It was supposed to be just another short bus journey; except it was in Kerala. And as I have realized after a couple of trips to that wonderous land of contradictions, there’s never a just-another-thing there. For example, you can’t go to just another temple there, because each of them are quite unique with different, elaborate customs of their own. You can’t go to just another town there, because, well for one, you wouldn’t know where one town ends and another begins. You can’t just drive through the highway there, because, the highways are nothing but a labyrinth passing through an unending town. You can’t go to just another… well, you get the drift.
So, as it turned out, the supposed short journey in the Kerala RTC bus took me down a long memory lane that was set in about 1500KMs from the said bus’ location. The bus had no vacant seats available, so, I found myself leaning my back against a pole and my hand holding one of those hanging, well for the lack of better word, hand-holders, to avoid falling on my fellow humsafars. And then I spotted something, whose existence I had almost forgotten, which, once upon a time, I picked up from anywhere I could get them, (my father’s shirt pocket for example)— good old set of colorful bus tickets!
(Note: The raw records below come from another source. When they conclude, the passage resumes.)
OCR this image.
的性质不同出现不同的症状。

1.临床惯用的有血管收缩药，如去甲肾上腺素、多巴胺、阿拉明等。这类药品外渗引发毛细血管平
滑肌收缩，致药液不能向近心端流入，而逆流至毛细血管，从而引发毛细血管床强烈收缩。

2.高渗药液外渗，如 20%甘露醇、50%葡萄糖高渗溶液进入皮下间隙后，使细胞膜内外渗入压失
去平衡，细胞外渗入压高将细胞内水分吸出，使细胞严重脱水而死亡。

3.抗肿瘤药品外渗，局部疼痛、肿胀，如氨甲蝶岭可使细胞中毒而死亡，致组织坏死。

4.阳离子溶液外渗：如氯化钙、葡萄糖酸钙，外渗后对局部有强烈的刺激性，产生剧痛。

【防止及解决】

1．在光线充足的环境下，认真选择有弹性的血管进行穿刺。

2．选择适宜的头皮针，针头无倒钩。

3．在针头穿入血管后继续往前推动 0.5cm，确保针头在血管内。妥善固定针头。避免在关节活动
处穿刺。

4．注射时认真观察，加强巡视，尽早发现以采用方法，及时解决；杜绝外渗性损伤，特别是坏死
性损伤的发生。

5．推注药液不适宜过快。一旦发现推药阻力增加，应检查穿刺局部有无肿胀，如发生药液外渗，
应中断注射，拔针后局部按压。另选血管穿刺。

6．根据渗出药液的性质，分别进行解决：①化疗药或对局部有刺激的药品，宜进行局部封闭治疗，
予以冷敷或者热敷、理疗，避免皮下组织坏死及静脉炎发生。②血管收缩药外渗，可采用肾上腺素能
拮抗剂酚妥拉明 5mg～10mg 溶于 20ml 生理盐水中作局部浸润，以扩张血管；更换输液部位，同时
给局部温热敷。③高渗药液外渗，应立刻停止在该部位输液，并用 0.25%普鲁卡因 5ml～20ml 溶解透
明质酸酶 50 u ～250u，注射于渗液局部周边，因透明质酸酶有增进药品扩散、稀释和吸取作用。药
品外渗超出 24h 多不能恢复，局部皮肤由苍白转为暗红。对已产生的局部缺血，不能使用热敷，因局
The long forgotten and long unseen coloruful tickets filled me with memories of a time marked with unencumbered existence with little innocence and much ignorance. You see, the colored tickets were the only articles that I ever collected as a hobby. Because they helped me roleplay my then dream job — a bus condutor! Growing up in a village that saw vehicular movement as frequently as Hrithik Roshan’s movies, spotting a big red bus was an exciting phenomenon. Being in one was an exhilerating adventure. And, the man who could bring it to a screeching halt with a blow of a whistle, naturally appeared as someone very important and all powerful.
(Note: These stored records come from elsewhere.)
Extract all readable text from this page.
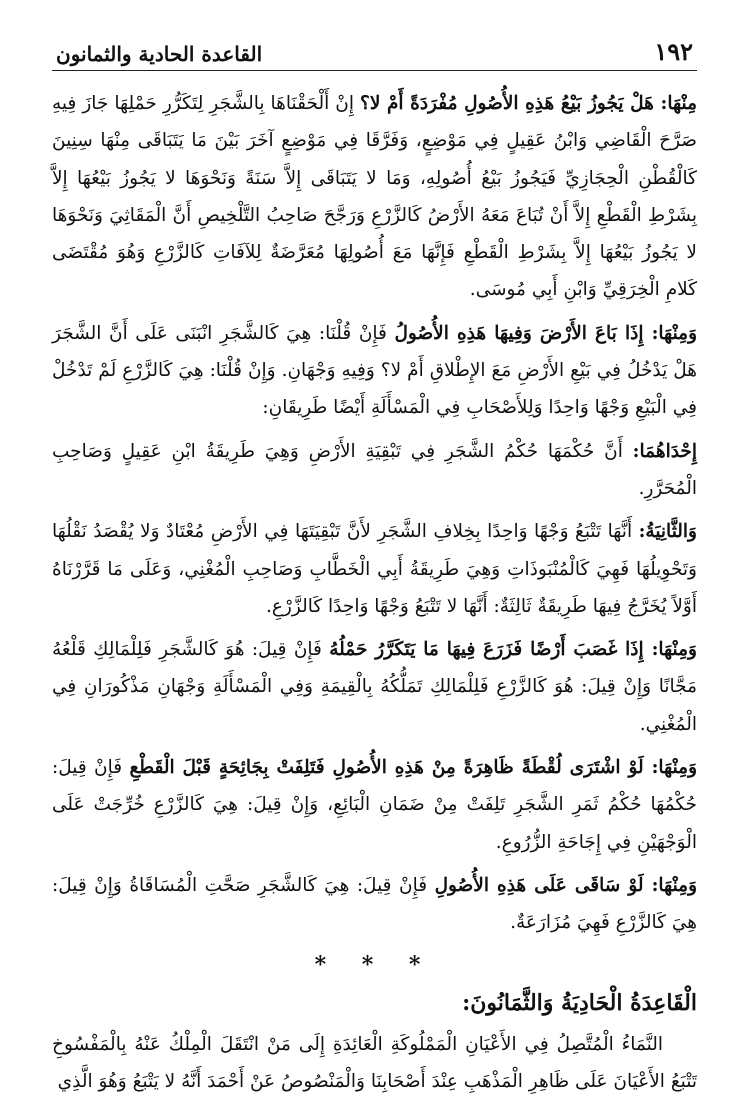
١٩٢
القاعدة الحادية والثمانون

مِنْهَا: هَلْ يَجُوزُ بَيْعُ هَذِهِ الأُصُولِ مُفْرَدَةً أَمْ لا؟ إِنْ أَلْحَقْنَاهَا بِالشَّجَرِ لِتَكَرُّرِ حَمْلِهَا جَازَ فِيهِ صَرَّحَ الْقَاضِي وَابْنُ عَقِيلٍ فِي مَوْضِعٍ، وَفَرَّقَا فِي مَوْضِعٍ آخَرَ بَيْنَ مَا يَتَبَاقَى مِنْهَا سِنِينَ كَالْقُطْنِ الْحِجَازِيِّ فَيَجُوزُ بَيْعُ أُصُولِهِ، وَمَا لا يَتَبَاقَى إِلاَّ سَنَةً وَنَحْوَهَا لا يَجُوزُ بَيْعُهَا إِلاَّ بِشَرْطِ الْقَطْعِ إِلاَّ أَنْ تُبَاعَ مَعَهُ الأَرْضُ كَالزَّرْعِ وَرَجَّحَ صَاحِبُ التَّلْخِيصِ أَنَّ الْمَقَاثِيَ وَنَحْوَهَا لا يَجُوزُ بَيْعُهَا إِلاَّ بِشَرْطِ الْقَطْعِ فَإِنَّهَا مَعَ أُصُولِهَا مُعَرَّضَةٌ لِلآفَاتِ كَالزَّرْعِ وَهُوَ مُقْتَضَى كَلامِ الْخِرَقِيِّ وَابْنِ أَبِي مُوسَى.

وَمِنْهَا: إِذَا بَاعَ الأَرْضَ وَفِيهَا هَذِهِ الأُصُولُ فَإِنْ قُلْنَا: هِيَ كَالشَّجَرِ انْبَنَى عَلَى أَنَّ الشَّجَرَ هَلْ يَدْخُلُ فِي بَيْعِ الأَرْضِ مَعَ الإِطْلاقِ أَمْ لا؟ وَفِيهِ وَجْهَانِ. وَإِنْ قُلْنَا: هِيَ كَالزَّرْعِ لَمْ تَدْخُلْ فِي الْبَيْعِ وَجْهًا وَاحِدًا وَلِلأَصْحَابِ فِي الْمَسْأَلَةِ أَيْضًا طَرِيقَانِ:

إِحْدَاهُمَا: أَنَّ حُكْمَهَا حُكْمُ الشَّجَرِ فِي تَبْقِيَةِ الأَرْضِ وَهِيَ طَرِيقَةُ ابْنِ عَقِيلٍ وَصَاحِبِ الْمُحَرَّرِ.

وَالثَّانِيَةُ: أَنَّهَا تَتْبَعُ وَجْهًا وَاحِدًا بِخِلافِ الشَّجَرِ لأَنَّ تَبْقِيَتَهَا فِي الأَرْضِ مُعْتَادٌ وَلا يُقْصَدُ نَقْلُهَا وَتَحْوِيلُهَا فَهِيَ كَالْمُنْبَوذَاتِ وَهِيَ طَرِيقَةُ أَبِي الْخَطَّابِ وَصَاحِبِ الْمُغْنِي، وَعَلَى مَا قَرَّرْنَاهُ أَوَّلاً يُخَرَّجُ فِيهَا طَرِيقَةٌ ثَالِثَةٌ: أَنَّهَا لا تَتْبَعُ وَجْهًا وَاحِدًا كَالزَّرْعِ.

وَمِنْهَا: إِذَا غَصَبَ أَرْضًا فَزَرَعَ فِيهَا مَا يَتَكَرَّرُ حَمْلُهُ فَإِنْ قِيلَ: هُوَ كَالشَّجَرِ فَلِلْمَالِكِ قَلْعُهُ مَجَّانًا وَإِنْ قِيلَ: هُوَ كَالزَّرْعِ فَلِلْمَالِكِ تَمَلُّكُهُ بِالْقِيمَةِ وَفِي الْمَسْأَلَةِ وَجْهَانِ مَذْكُورَانِ فِي الْمُغْنِي.

وَمِنْهَا: لَوْ اشْتَرَى لُقْطَةً ظَاهِرَةً مِنْ هَذِهِ الأُصُولِ فَتَلِفَتْ بِجَائِحَةٍ قَبْلَ الْقَطْعِ فَإِنْ قِيلَ: حُكْمُهَا حُكْمُ ثَمَرِ الشَّجَرِ تَلِفَتْ مِنْ ضَمَانِ الْبَائِعِ، وَإِنْ قِيلَ: هِيَ كَالزَّرْعِ خُرِّجَتْ عَلَى الْوَجْهَيْنِ فِي إِجَاحَةِ الزُّرُوعِ.

وَمِنْهَا: لَوْ سَاقَى عَلَى هَذِهِ الأُصُولِ فَإِنْ قِيلَ: هِيَ كَالشَّجَرِ صَحَّتِ الْمُسَاقَاةُ وَإِنْ قِيلَ: هِيَ كَالزَّرْعِ فَهِيَ مُزَارَعَةٌ.

* * *
الْقَاعِدَةُ الْحَادِيَةُ وَالثَّمَانُونَ:

النَّمَاءُ الْمُتَّصِلُ فِي الأَعْيَانِ الْمَمْلُوكَةِ الْعَائِدَةِ إِلَى مَنْ انْتَقَلَ الْمِلْكُ عَنْهُ بِالْمَفْسُوخِ تَتْبَعُ الأَعْيَانَ عَلَى ظَاهِرِ الْمَذْهَبِ عِنْدَ أَصْحَابِنَا وَالْمَنْصُوصُ عَنْ أَحْمَدَ أَنَّهُ لا يَتْبَعُ وَهُوَ الَّذِي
Pushing myself against the pole, stretching my free hand to hold a nearby seat’s grabrail, I kept analysing my wannabe-bus-conductor eight-ten years old self and I could think of few a reasons why being a bus conductor would appear so alluring to a young, impressionable mind. You see, back in the good old days, they had a certain swag about them. Their appearance exuded importance — shirts with collars standing upright and unbottoned at the top, money filled bags hanging by the shoulder, a pen sitting snuggly over an ear, a box — containing bundles of little colored papers with numbers written in two columns — in one hand and a hole puncher in another; the numbers on the ticket symbolised the source on the left and destinations on the right column and a hole was to be punched on them to indicate the source and destination of a passenger, I learnt later. And to top it all, they had the license to do something that was generally scoffed at when one does it in public — blow a whistle! The power and the appeal of a whistle to a eight year old cannot be overstated. I mean, hand him a plastic one and he’ll do nothing but blow it for hours. Teach him how to whistle through one’s mouth and he’ll be as happy as a software engineer finding a match on Tinder! I have personally experienced the power of a whistle when I blew it in moving a bus, while ruturning from the town nearby. The bus came to a sudden halt to find the crowd bemused and my parents embarrassed!
I was shaken out of this nostalgic trip by bustling people, who’d gotten up from their seats and were preparing to rush towards to the exit door as the bus was pulling into our destination’s bus station. I got ready to disembark, pulling my lungi up to tie, with a beaming, cheerful smile on my face - perhaps not too different from that of an eight year old!